Throggs Neck continues to clash with Miracle City proponents

Throggs Neck continues to clash with Miracle City proponents|Throggs Neck continues to clash with Miracle City proponents|Throggs Neck continues to clash with Miracle City proponents
Courtesy of Egidio Sementilli|Jewel Webber|Jewel Webber

The Throggs Neck community continues to clash over a proposed drug rehabilitation and treatment facility that would occupy 2800 Bruckner Boulevard, putting the area’s residents at odds with the local merchant association president.

In previous months, east Bronx elected officials have formally opposed Miracle City, the drug treatment center’s operator, while multiple protests in front of the property have been held.

Residents are trying to block Miracle City from obtaining a state license to operate the facility.

As an ‘822’ program, regulated by the NYS Office of Alcohol and Substance Abuse Services, Miracle City would be providing counseling services to clients afflicted with drug addictions and eating and drinking disorders.

Assemblyman Michael Benedetto and Councilman Mark Gjonaj sent a joint letter to OASAS, recommending that the agency not approve the license for Miracle City. Senator Alessandra Biaggi has also made her displeasure known in a separate letter to the state agency.

Even though a representative of Miracle City indicated its current business model will not include dispensing any narcotics, it could do so at a later date by filing additional paperwork to the proper regulatory governmental agencies, community leaders learned.

Taking the words of the drug treatment operators at face value, that they do not intend to dispense any narcotics from the location, Bob Jaen, president of the Throggs Neck Merchants Association, has personally thrown his support behind the Miracle City proposal.

“No drugs should be coming out of that building,” Jaen said.

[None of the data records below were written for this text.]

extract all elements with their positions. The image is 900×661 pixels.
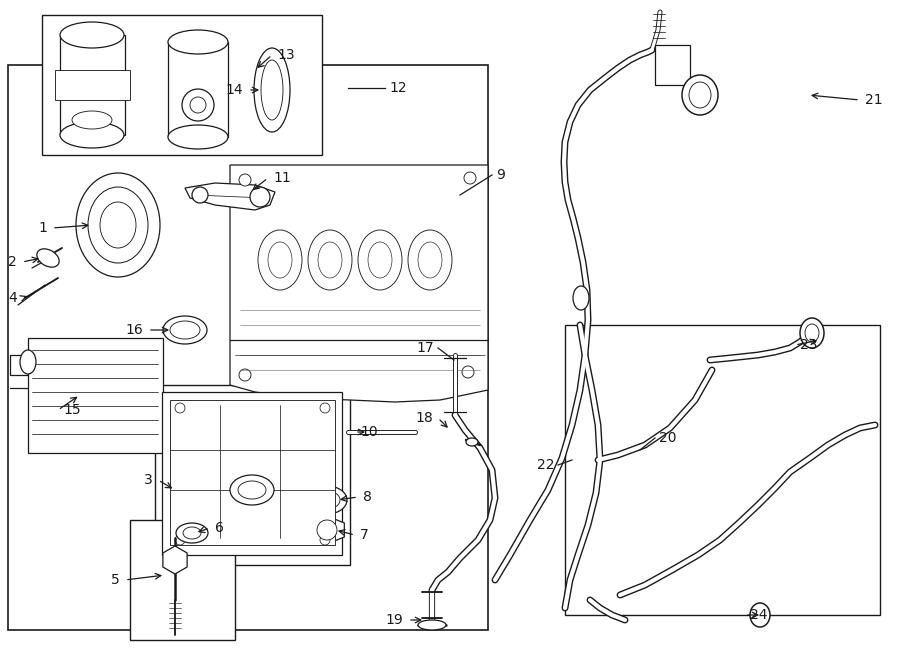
- Ellipse shape: [307, 486, 347, 514]
- Text: 6: 6: [215, 521, 224, 535]
- Ellipse shape: [88, 187, 148, 263]
- Bar: [168, 42, 228, 137]
- Ellipse shape: [682, 75, 718, 115]
- Ellipse shape: [258, 230, 302, 290]
- Circle shape: [317, 520, 337, 540]
- Circle shape: [190, 97, 206, 113]
- Text: 9: 9: [496, 168, 505, 182]
- Ellipse shape: [318, 242, 342, 278]
- Ellipse shape: [37, 249, 59, 267]
- Bar: [42, 15, 322, 155]
- Text: 4: 4: [8, 291, 17, 305]
- Ellipse shape: [163, 316, 207, 344]
- Ellipse shape: [418, 620, 446, 630]
- Text: 17: 17: [417, 341, 434, 355]
- Circle shape: [250, 187, 270, 207]
- Ellipse shape: [168, 125, 228, 149]
- Ellipse shape: [308, 230, 352, 290]
- Circle shape: [239, 369, 251, 381]
- Ellipse shape: [168, 30, 228, 54]
- Text: 24: 24: [750, 608, 768, 622]
- Ellipse shape: [76, 173, 160, 277]
- Ellipse shape: [314, 491, 340, 509]
- Ellipse shape: [418, 242, 442, 278]
- Ellipse shape: [72, 111, 112, 129]
- Ellipse shape: [170, 321, 200, 339]
- Ellipse shape: [100, 202, 136, 248]
- Ellipse shape: [750, 603, 770, 627]
- Bar: [60, 35, 125, 135]
- Text: 7: 7: [360, 528, 369, 542]
- Text: 8: 8: [363, 490, 372, 504]
- Polygon shape: [163, 546, 187, 574]
- Text: 3: 3: [144, 473, 153, 487]
- Circle shape: [239, 174, 251, 186]
- Text: 15: 15: [63, 403, 81, 417]
- Bar: [55, 70, 130, 100]
- Ellipse shape: [408, 230, 452, 290]
- Polygon shape: [185, 183, 275, 210]
- Text: 20: 20: [659, 431, 677, 445]
- Ellipse shape: [573, 286, 589, 310]
- Ellipse shape: [238, 481, 266, 499]
- Bar: [565, 325, 880, 615]
- Ellipse shape: [261, 60, 283, 120]
- Text: 22: 22: [536, 458, 554, 472]
- Ellipse shape: [466, 438, 478, 446]
- Ellipse shape: [805, 324, 819, 342]
- Text: 19: 19: [385, 613, 403, 627]
- Ellipse shape: [60, 22, 124, 48]
- Text: 23: 23: [800, 338, 817, 352]
- Ellipse shape: [358, 230, 402, 290]
- Text: 5: 5: [112, 573, 120, 587]
- Text: 13: 13: [277, 48, 294, 62]
- Bar: [8, 65, 488, 630]
- Ellipse shape: [368, 242, 392, 278]
- Ellipse shape: [254, 48, 290, 132]
- Bar: [130, 520, 235, 640]
- Circle shape: [175, 403, 185, 413]
- Ellipse shape: [20, 350, 36, 374]
- Ellipse shape: [689, 82, 711, 108]
- Circle shape: [464, 172, 476, 184]
- Bar: [28, 338, 163, 453]
- Ellipse shape: [60, 122, 124, 148]
- Circle shape: [175, 535, 185, 545]
- Text: 11: 11: [273, 171, 291, 185]
- Ellipse shape: [183, 527, 201, 539]
- Bar: [655, 45, 690, 85]
- Ellipse shape: [230, 475, 274, 505]
- Text: 10: 10: [360, 425, 378, 439]
- Bar: [155, 385, 350, 565]
- Circle shape: [192, 187, 208, 203]
- Ellipse shape: [268, 242, 292, 278]
- Text: 14: 14: [225, 83, 243, 97]
- Circle shape: [462, 366, 474, 378]
- Polygon shape: [230, 165, 488, 402]
- Text: 18: 18: [415, 411, 433, 425]
- Polygon shape: [162, 392, 342, 555]
- Text: 12: 12: [389, 81, 407, 95]
- Text: 1: 1: [38, 221, 47, 235]
- Text: 16: 16: [125, 323, 143, 337]
- Circle shape: [320, 535, 330, 545]
- Text: 21: 21: [865, 93, 883, 107]
- Circle shape: [320, 403, 330, 413]
- Ellipse shape: [176, 523, 208, 543]
- Circle shape: [182, 89, 214, 121]
- Polygon shape: [310, 516, 345, 544]
- Bar: [170, 400, 335, 545]
- Text: 2: 2: [8, 255, 17, 269]
- Ellipse shape: [800, 318, 824, 348]
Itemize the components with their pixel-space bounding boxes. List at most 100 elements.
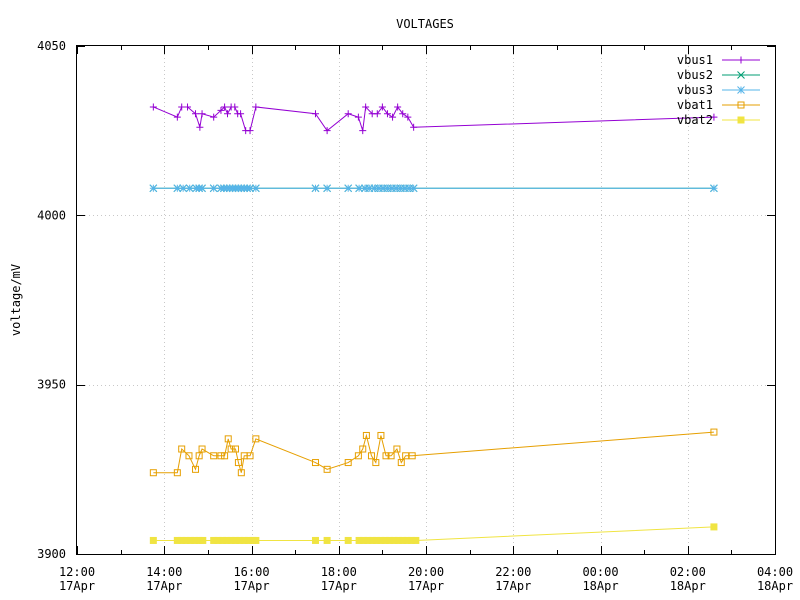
data-point-vbus1 [362, 103, 370, 111]
data-point-vbus3 [149, 184, 158, 193]
data-point-vbus1 [404, 113, 412, 121]
data-point-vbus3 [710, 184, 718, 193]
x-tick-label-time: 16:00 [233, 565, 269, 579]
grid [77, 46, 775, 554]
data-point-vbat1 [397, 459, 405, 467]
data-point-vbat2 [223, 536, 231, 544]
chart-title: VOLTAGES [396, 17, 454, 31]
data-point-vbus1 [149, 103, 157, 111]
data-point-vbat2 [149, 536, 157, 544]
x-tick-label-date: 17Apr [408, 579, 444, 593]
data-point-vbat2 [412, 536, 420, 544]
series-vbat2 [149, 523, 718, 544]
data-point-vbus3 [379, 184, 387, 193]
data-point-vbus3 [311, 184, 320, 193]
data-point-vbus3 [246, 184, 254, 193]
data-point-vbus3 [374, 184, 383, 193]
data-point-vbat1 [221, 452, 229, 460]
x-tick-label-date: 17Apr [233, 579, 269, 593]
data-point-vbat2 [311, 536, 319, 544]
data-point-vbus3 [361, 184, 369, 193]
data-point-vbat1 [224, 435, 232, 443]
data-point-vbus1 [252, 103, 260, 111]
data-point-vbat2 [364, 536, 372, 544]
data-point-vbus1 [196, 123, 204, 131]
data-point-vbat1 [354, 452, 362, 460]
data-point-vbat1 [192, 465, 200, 473]
data-point-vbus1 [394, 103, 402, 111]
x-tick-label-date: 18Apr [670, 579, 706, 593]
data-point-vbat2 [377, 536, 385, 544]
y-tick-label: 3900 [37, 547, 66, 561]
data-point-vbus3 [405, 184, 414, 193]
data-point-vbat2 [373, 536, 381, 544]
data-point-vbat1 [149, 469, 157, 477]
data-point-vbus3 [173, 184, 182, 193]
legend-marker-vbus3 [737, 86, 745, 94]
data-point-vbat2 [394, 536, 402, 544]
data-point-vbus1 [224, 110, 232, 118]
x-tick-label-time: 22:00 [495, 565, 531, 579]
data-point-vbus1 [217, 106, 225, 114]
data-point-vbat1 [393, 445, 401, 453]
data-point-vbat2 [381, 536, 389, 544]
data-point-vbat2 [195, 536, 203, 544]
x-tick-label-date: 17Apr [495, 579, 531, 593]
data-point-vbat2 [399, 536, 407, 544]
data-point-vbat1 [198, 445, 206, 453]
data-point-vbus1 [389, 113, 397, 121]
data-point-vbus1 [237, 110, 245, 118]
data-point-vbat1 [311, 459, 319, 467]
y-tick-label: 3950 [37, 378, 66, 392]
data-point-vbat2 [210, 536, 218, 544]
data-point-vbus1 [410, 123, 418, 131]
data-point-vbat1 [252, 435, 260, 443]
data-point-vbat2 [359, 536, 367, 544]
data-point-vbat1 [387, 452, 395, 460]
x-tick-label-date: 18Apr [757, 579, 793, 593]
data-point-vbat1 [210, 452, 218, 460]
y-tick-label: 4000 [37, 208, 66, 222]
data-point-vbat2 [344, 536, 352, 544]
data-point-vbus1 [311, 110, 319, 118]
data-point-vbus1 [399, 110, 407, 118]
x-tick-label-time: 04:00 [757, 565, 793, 579]
data-point-vbat1 [382, 452, 390, 460]
data-point-vbat2 [368, 536, 376, 544]
legend-marker-vbat1 [737, 101, 745, 109]
data-point-vbat2 [245, 536, 253, 544]
data-point-vbus1 [373, 110, 381, 118]
x-tick-label-date: 17Apr [146, 579, 182, 593]
data-point-vbat2 [191, 536, 199, 544]
data-point-vbat1 [246, 452, 254, 460]
legend-marker-vbus2 [737, 71, 745, 79]
y-tick-label: 4050 [37, 39, 66, 53]
data-point-vbat1 [217, 452, 225, 460]
data-point-vbus3 [396, 184, 405, 193]
data-point-vbus3 [355, 184, 363, 193]
data-point-vbat2 [403, 536, 411, 544]
data-point-vbus1 [173, 113, 181, 121]
data-point-vbus1 [192, 110, 200, 118]
x-tick-label-date: 18Apr [582, 579, 618, 593]
data-point-vbat2 [407, 536, 415, 544]
data-point-vbat1 [173, 469, 181, 477]
series-vbus1 [149, 103, 718, 135]
legend-label-vbat1: vbat1 [677, 98, 713, 112]
data-point-vbus3 [392, 184, 401, 193]
legend-label-vbat2: vbat2 [677, 113, 713, 127]
series-vbus3 [149, 184, 718, 193]
data-point-vbat1 [377, 431, 385, 439]
data-point-vbus3 [252, 184, 260, 193]
data-point-vbat1 [367, 452, 375, 460]
data-point-vbus3 [365, 184, 374, 193]
data-point-vbus1 [184, 103, 192, 111]
data-point-vbat2 [323, 536, 331, 544]
data-point-vbat2 [252, 536, 260, 544]
legend-label-vbus1: vbus1 [677, 53, 713, 67]
data-point-vbat2 [182, 536, 190, 544]
plot-border [76, 45, 776, 555]
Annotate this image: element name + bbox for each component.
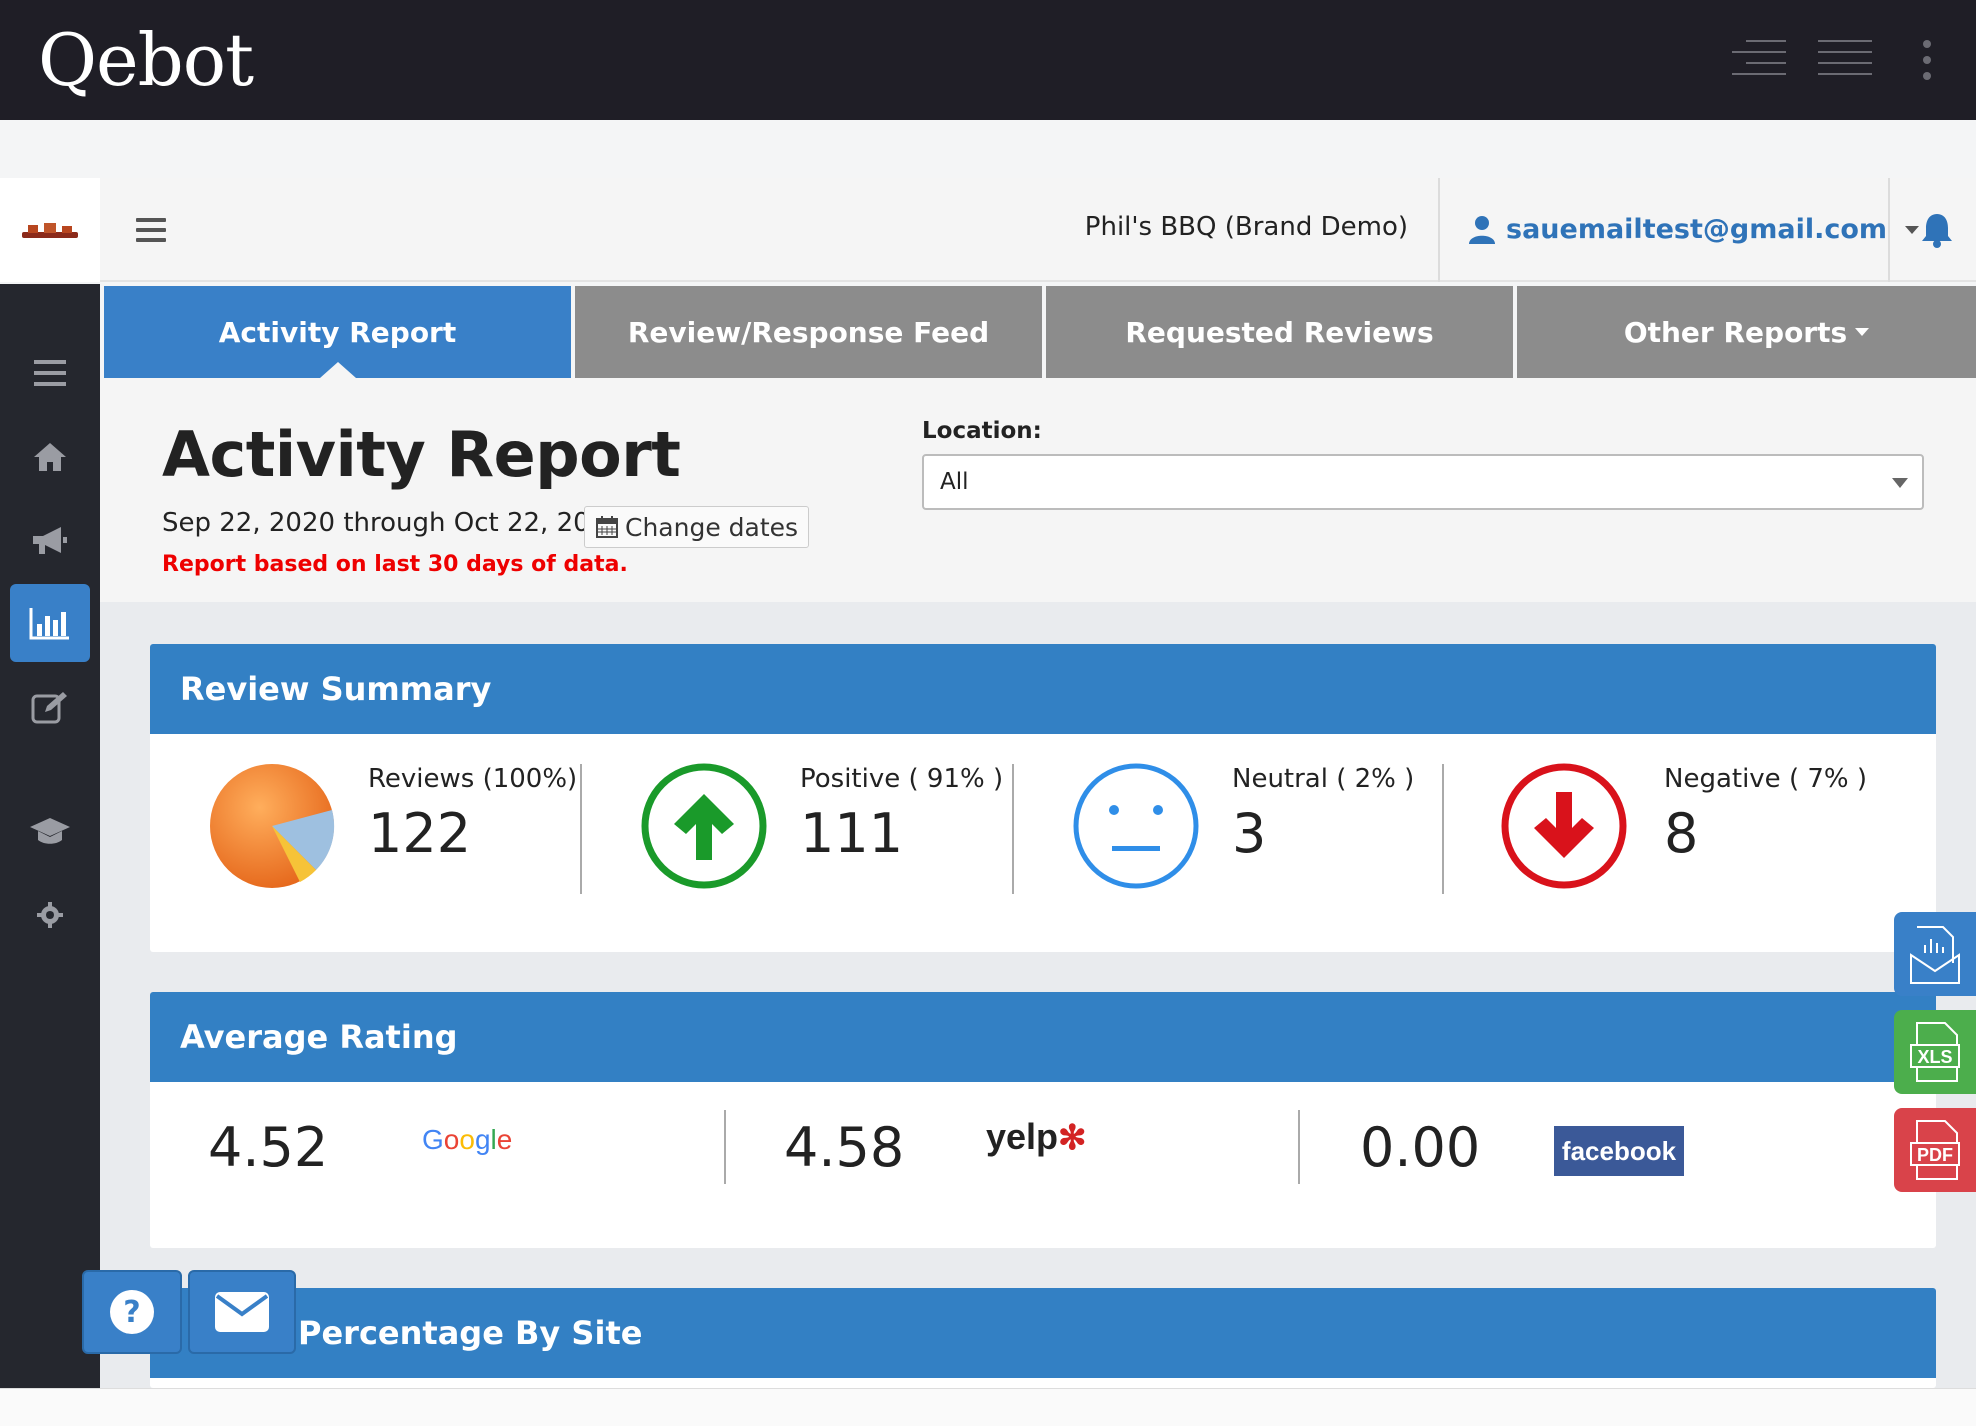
pie-chart-icon (210, 764, 335, 888)
app-logo[interactable]: Qebot (38, 18, 254, 102)
edit-icon[interactable] (10, 668, 90, 746)
business-logo[interactable] (0, 178, 100, 282)
divider (580, 764, 582, 894)
google-logo: Google (422, 1124, 513, 1155)
menu-toggle-icon[interactable] (136, 218, 166, 248)
facebook-logo: facebook (1554, 1126, 1684, 1176)
sidebar-menu-icon[interactable] (10, 334, 90, 412)
tab-review-response-feed[interactable]: Review/Response Feed (575, 286, 1042, 378)
percentage-by-site-panel: Percentage By Site (150, 1288, 1936, 1388)
location-select[interactable]: All (922, 454, 1924, 510)
user-email: sauemailtest@gmail.com (1506, 214, 1888, 245)
arrow-down-circle-icon (1501, 763, 1627, 889)
panel-title: Percentage By Site (150, 1288, 1936, 1378)
page-title: Activity Report (162, 418, 681, 491)
location-label: Location: (922, 418, 1042, 444)
sidebar (0, 284, 100, 1388)
negative-stat: Negative ( 7% ) 8 (1664, 764, 1868, 865)
yelp-rating: 4.58 (784, 1116, 905, 1179)
xls-label: XLS (1917, 1047, 1952, 1067)
sub-header: Phil's BBQ (Brand Demo) sauemailtest@gma… (0, 178, 1976, 282)
more-vertical-icon[interactable] (1920, 40, 1934, 80)
bell-icon[interactable] (1920, 212, 1954, 252)
app-bar: Qebot (0, 0, 1976, 120)
calendar-icon (596, 516, 618, 538)
divider (1438, 178, 1440, 282)
report-note: Report based on last 30 days of data. (162, 552, 628, 577)
chevron-down-icon (1892, 478, 1908, 488)
user-menu[interactable]: sauemailtest@gmail.com (1468, 214, 1920, 245)
gear-icon[interactable] (10, 876, 90, 954)
date-range: Sep 22, 2020 through Oct 22, 2020 (162, 508, 623, 538)
export-pdf-button[interactable]: PDF (1894, 1108, 1976, 1192)
contact-button[interactable] (188, 1270, 296, 1354)
list-view-icon[interactable] (1732, 40, 1786, 84)
xls-icon: XLS (1910, 1022, 1960, 1082)
pdf-icon: PDF (1910, 1120, 1960, 1180)
graduation-cap-icon[interactable] (10, 792, 90, 870)
panel-title: Review Summary (150, 644, 1936, 734)
report-tabs: Activity Report Review/Response Feed Req… (104, 286, 1976, 378)
divider (1888, 178, 1890, 282)
divider (724, 1110, 726, 1184)
tab-activity-report[interactable]: Activity Report (104, 286, 571, 378)
megaphone-icon[interactable] (10, 502, 90, 580)
bar-chart-icon[interactable] (10, 584, 90, 662)
yelp-logo: yelp✻ (986, 1116, 1087, 1157)
tab-requested-reviews[interactable]: Requested Reviews (1046, 286, 1513, 378)
help-button[interactable]: ? (82, 1270, 182, 1354)
email-report-button[interactable] (1894, 912, 1976, 996)
envelope-icon (215, 1292, 269, 1332)
bbq-logo-icon (22, 223, 78, 238)
chevron-down-icon (1905, 225, 1920, 234)
chevron-down-icon (1855, 328, 1870, 336)
reviews-total-stat: Reviews (100%) 122 (368, 764, 578, 865)
average-rating-panel: Average Rating 4.52 Google 4.58 yelp✻ 0.… (150, 992, 1936, 1248)
neutral-face-icon (1073, 763, 1199, 889)
svg-text:?: ? (123, 1295, 140, 1330)
panel-title: Average Rating (150, 992, 1936, 1082)
business-name[interactable]: Phil's BBQ (Brand Demo) (1084, 212, 1408, 242)
report-content: Review Summary Reviews (100%) 122 Positi… (100, 602, 1976, 1388)
neutral-stat: Neutral ( 2% ) 3 (1232, 764, 1415, 865)
email-report-icon (1910, 926, 1960, 984)
export-xls-button[interactable]: XLS (1894, 1010, 1976, 1094)
positive-stat: Positive ( 91% ) 111 (800, 764, 1004, 865)
report-header: Activity Report Sep 22, 2020 through Oct… (100, 378, 1976, 602)
change-dates-button[interactable]: Change dates (584, 506, 810, 548)
review-summary-panel: Review Summary Reviews (100%) 122 Positi… (150, 644, 1936, 952)
pdf-label: PDF (1917, 1145, 1953, 1165)
divider (1442, 764, 1444, 894)
grid-view-icon[interactable] (1818, 40, 1872, 84)
question-circle-icon: ? (110, 1290, 154, 1334)
google-rating: 4.52 (208, 1116, 329, 1179)
bottom-strip (0, 1388, 1976, 1426)
divider (1298, 1110, 1300, 1184)
tab-other-reports[interactable]: Other Reports (1517, 286, 1976, 378)
home-icon[interactable] (10, 418, 90, 496)
facebook-rating: 0.00 (1360, 1116, 1481, 1179)
user-icon (1469, 215, 1495, 244)
divider (1012, 764, 1014, 894)
arrow-up-circle-icon (641, 763, 767, 889)
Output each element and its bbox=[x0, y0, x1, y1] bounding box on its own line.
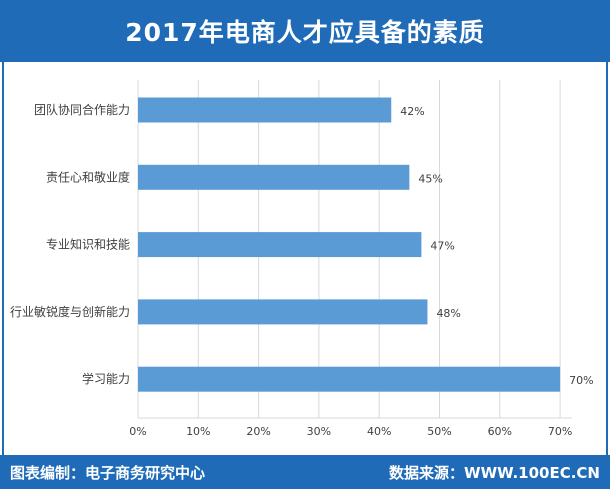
data-label: 45% bbox=[418, 172, 442, 185]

According to Jaen, the merchants association is neither opposing or in favor of, the drug treatment facility at this time.

“The viewpoint of the (Throggs Neck Merchants Association) is that Miracle City is a good standing merchant. (The merchants association) is about economics, not politics,” he said.

Even though he supports the current drug treatment proposal, he explained how he and the TNMA thwarted Miracle City’s earlier attempts to install a hyperbaric chamber and a pharmacy at the facility, citing concerns about its impact on nearby schools and the surrounding residential area.

“(Miracle City hasn’t) done anything wrong yet,” he said.

Many residents and community leaders attended the rally.
Jewel Webber

None of 2800 Bruckner Boulevard’s current tenants have voiced support for the Miracle City proposal.

On the other side of the battle, opponents of Miracle City fear that the clinic would start distributing drugs in the future as per its license.

Pelham Bay activist Egidio Sementelli, who has been leading the opposition and organizing protests against Miracle City met with Congresswoman Alexandria Ocasio-Cortez along with others to share his and a dozen other attendee’s concerns about the facility.

“It was a very productive meeting,” Sementelli said mentioning that Ocasio-Cortez is still reviewing the situation.

Federal money would be allocated to Miracle City if its license is approved by OASAS, Sementelli explained.

He believes that the selected location of Miracle City is inappropriate and will lead to an increase in crime and other illicit activity in the area.

“Facilities like this unfortunately bring unwanted and dangerous behavior,” Sementelli said, noting that being on the corner of a residential street, in a neighborhood surrounded by schools, would only invite such criminal behavior into the core of the Throggs Neck community.

“Places like Miracle City belong on Waters Place where there aren’t schools close by and no residents in the immediate area,” he said.

Sementelli also used the example of Waters Place’s frequent issues of “loitering, panhandling, drug activity and shoplifting” to reiterate his stand that Miracle City doesn’t belong at 2800 Bruckner Boulevard.

“It’s not like our concerns are baseless,” Sementelli continued.

The next protest he has planned against the drug treatment facility will be on Saturday, August 10 at 2800 Bruckner Boulevard.

The Bronx Times Reporter contacted Miracle City for comment but did not receive a response by press time on Wednesday, July 24.

CB 10 chairman Joseph Russo (2nd from r) spoke at the rally.